Reckoning 3 does a good job combining clips from video games as well as other forms of media in order to demonstrate various experiences people have while playing video games, even if these experiences are for the most part unintended. For example, many of the games that were featured in the video have a strong narrative component mostly played out through cut scenes. These cut scenes are presented to the player similarly to the way a movie is: the "acting" as well as the cinematography and cuts and dialogue are formatted to be familiar to the player so they understand that a story is being told. This cinematic aspect of games allows the player to see the character they are controlling as part of the larger narrative and capable of creating its own actions, but it doesn't stop the player from abandoning the conceptions they have of the character as soon as they gain control during play. The way the characters move in the cutscenes are designed to look realistic, but the motions of the character while being controlled are choppy and unnatural. This is rarely a distraction to the player because we have grown accustomed to the way games look and are played. Reckoning 3 is able to make these strange discrepancies more apparent by contrasting the silly movements we make during the game with the structured dynamics between the characters and their surroundings with cutscenes and clips from movies. There are a few reasons as to why a person's gameplay would look strange to us if we weren't so familiar with the ways games look. It is inevitably unnatural to translate pressing buttons and moving joysticks into the movements of a human body, so things like changing directions and running and jumping are going to look automated. The contrast of these movements in combination with the editing and the sound within Reckoning 3 is able to create an unnerving, confusing, and often humorous piece that I found very enjoyable.
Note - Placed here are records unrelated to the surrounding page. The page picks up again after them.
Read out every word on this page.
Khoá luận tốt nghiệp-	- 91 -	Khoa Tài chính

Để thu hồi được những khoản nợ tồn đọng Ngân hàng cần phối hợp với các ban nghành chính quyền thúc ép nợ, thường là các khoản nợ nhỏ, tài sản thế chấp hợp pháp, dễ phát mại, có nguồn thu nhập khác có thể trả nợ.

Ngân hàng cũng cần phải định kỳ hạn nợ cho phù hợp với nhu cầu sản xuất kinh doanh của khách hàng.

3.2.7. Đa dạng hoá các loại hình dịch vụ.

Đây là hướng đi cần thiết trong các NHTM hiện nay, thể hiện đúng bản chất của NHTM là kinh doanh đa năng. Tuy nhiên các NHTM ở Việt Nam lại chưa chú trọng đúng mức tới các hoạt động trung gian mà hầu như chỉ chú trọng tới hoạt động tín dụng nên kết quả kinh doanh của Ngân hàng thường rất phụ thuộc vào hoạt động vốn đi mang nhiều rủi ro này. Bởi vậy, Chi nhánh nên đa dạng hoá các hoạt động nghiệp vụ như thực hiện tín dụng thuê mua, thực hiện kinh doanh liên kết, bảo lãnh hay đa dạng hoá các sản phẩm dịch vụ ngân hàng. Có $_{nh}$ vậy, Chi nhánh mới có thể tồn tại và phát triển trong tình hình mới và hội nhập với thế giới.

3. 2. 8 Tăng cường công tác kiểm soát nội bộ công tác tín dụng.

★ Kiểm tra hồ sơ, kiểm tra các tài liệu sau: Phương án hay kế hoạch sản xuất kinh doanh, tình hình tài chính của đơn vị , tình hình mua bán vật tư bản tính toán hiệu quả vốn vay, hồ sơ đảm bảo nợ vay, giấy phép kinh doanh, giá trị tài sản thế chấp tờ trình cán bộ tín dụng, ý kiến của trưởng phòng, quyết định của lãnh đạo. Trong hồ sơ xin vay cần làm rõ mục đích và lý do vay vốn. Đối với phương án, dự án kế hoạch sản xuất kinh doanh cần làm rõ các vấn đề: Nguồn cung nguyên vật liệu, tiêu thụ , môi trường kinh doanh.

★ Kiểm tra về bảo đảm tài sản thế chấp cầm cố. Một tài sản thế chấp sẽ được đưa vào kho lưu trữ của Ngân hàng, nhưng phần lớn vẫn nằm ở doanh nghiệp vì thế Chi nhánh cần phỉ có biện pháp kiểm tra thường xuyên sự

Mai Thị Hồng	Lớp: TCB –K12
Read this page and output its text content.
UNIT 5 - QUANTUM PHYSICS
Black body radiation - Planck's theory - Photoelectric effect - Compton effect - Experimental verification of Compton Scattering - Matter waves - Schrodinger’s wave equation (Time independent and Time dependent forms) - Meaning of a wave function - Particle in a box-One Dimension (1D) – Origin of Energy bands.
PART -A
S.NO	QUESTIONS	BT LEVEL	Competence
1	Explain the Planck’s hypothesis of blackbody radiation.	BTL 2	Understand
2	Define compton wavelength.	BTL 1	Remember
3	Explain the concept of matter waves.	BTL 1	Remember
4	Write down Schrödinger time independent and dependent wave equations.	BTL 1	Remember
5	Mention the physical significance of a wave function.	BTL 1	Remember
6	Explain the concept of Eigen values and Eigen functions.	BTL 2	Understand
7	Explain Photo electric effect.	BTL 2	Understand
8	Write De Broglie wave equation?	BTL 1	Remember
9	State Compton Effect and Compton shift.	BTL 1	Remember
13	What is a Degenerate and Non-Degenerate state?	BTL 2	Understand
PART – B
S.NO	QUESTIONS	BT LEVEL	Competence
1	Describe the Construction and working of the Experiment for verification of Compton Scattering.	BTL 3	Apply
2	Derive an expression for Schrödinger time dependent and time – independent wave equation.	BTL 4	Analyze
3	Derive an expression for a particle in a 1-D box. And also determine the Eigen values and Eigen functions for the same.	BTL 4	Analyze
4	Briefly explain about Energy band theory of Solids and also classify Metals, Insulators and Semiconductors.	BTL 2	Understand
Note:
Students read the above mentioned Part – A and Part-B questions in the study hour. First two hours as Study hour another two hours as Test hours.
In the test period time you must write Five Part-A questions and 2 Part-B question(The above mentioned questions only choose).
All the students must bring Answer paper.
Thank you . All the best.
Reckoning 3 also incorporates video of various people playing or pretending to play the games as well as audio of online play that further adds to the idea that a game is going on within the video as opposed to a video that tries to make game play seem passable as a continuation of the loose narrative seen in the other clips. I think it is safe to assume most people who play video games can relate to experimentation in the game. There are many clips that demonstrate this desire such as the Batman character repeatedly squatting despite his character's reputation for being dark and serious. There are also many clips that show the dynamic between the playable character and the NPCs such as the clip in which the character charges at the NPC over and over just to watch the NPC mechanically dodge and walk away seemingly unbothered by what would be considered confusing actions in real life. Another example of the characters within games redefining real life events through contrast is the queering of the masculine fighters. An uncomfortable amount of time is spent with the characters in the missionary position while they lightly choke each other and rub against each other. Wrestling and fighting is considered to be extremely masculine and heteronormative despite the very close proximity these men's genitals often come in contact with each other, but Reckoning 3 is able to make it very apparent that this masculine event we thought we knew so well has a lot of potential to be considered a homosexual activity. Through expansive and vast amount of contrasts throughout the video, Reckoning 3 draws attention to the various experiences that we encounter during gaming and in life that we usually do not care about or pay attention to.
The point you brought up is really interesting that the repetitive and meaningless actions in games could seem funny in the real world, and actually reminds me of "Games to Fail With", where Anable argued that we could have realized the failure and ridicule of the larger system by performing meaningless labor in designed "games to fail with". You argument just raised a challenge against her argument, since we seem to get used to the weird mechanics and excuses it because it's "game world". If the game world and our world are becoming much closer like in Reckoning 3, how much longer could it take before we get used to that?